Vertigo, as part of the package of symptoms experienced by migraine sufferers like Kit, usually happened during the aura phase. For Kit, it always came at the end of that phase and just before the unbearable pain of the headache itself began. Kit always got objective vertigo, where the objects around him appeared to be in motion. As he bent down to open his backpack and remove a thermite grenade, he stumbled as his world went into a spin.

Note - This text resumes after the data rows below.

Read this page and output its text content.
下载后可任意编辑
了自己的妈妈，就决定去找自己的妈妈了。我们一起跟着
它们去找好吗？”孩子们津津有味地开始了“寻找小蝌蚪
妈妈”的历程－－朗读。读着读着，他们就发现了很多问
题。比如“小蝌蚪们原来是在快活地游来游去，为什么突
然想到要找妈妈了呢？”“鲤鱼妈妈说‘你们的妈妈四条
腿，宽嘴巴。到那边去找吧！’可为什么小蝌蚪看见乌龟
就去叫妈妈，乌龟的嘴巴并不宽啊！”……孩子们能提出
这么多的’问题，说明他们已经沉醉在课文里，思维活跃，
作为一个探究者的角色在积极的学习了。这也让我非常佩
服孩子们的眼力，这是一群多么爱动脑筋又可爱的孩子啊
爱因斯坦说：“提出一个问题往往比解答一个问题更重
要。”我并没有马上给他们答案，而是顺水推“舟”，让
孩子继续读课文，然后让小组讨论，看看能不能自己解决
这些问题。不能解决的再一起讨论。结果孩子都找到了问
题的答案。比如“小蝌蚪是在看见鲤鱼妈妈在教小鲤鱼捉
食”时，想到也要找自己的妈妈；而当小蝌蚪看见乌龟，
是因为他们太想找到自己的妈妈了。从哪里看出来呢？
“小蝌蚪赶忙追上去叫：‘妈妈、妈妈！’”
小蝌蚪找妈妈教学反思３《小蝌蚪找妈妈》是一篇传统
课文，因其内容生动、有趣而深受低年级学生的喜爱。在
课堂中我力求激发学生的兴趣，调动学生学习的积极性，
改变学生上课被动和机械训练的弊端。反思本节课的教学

And then, gunfire! Kit felt heat rip into his back. He dove to the roof and rolled as more gunfire pierced the night. Wobbly, he stood up with his sound-suppressed pistol, an FN Five-seven that held twenty-one 5.7x28mm high-velocity cartridges that can defeat most body armor—the same rounds the P90 held.

He saw a man, one of Popov’s guards, but the man seemed to be moving so fast, circling Kit, that he actually saw many images of the same man. Kit understood intellectually that the vertigo was playing tricks on him, but he also knew that he made a good target just standing there. So he started firing his weapon at the images as he turned his body counterclockwise.

Kit was completely disoriented but just kept firing at the spinning images until his gun magazine was empty and the spinning form of the man was now lying prone as it continued to spin around him.

Kit knelt down and vomited again. Pain shot through his torso from the new gunshot wound. He took deep breaths, then took them quickly, oxygenating his brain. As quickly as the vertigo had come on, it faded.

Then the real pain in his head began. It was on the right side only—a unilateral migraine—and the torturous feeling began to ratchet up in intensity.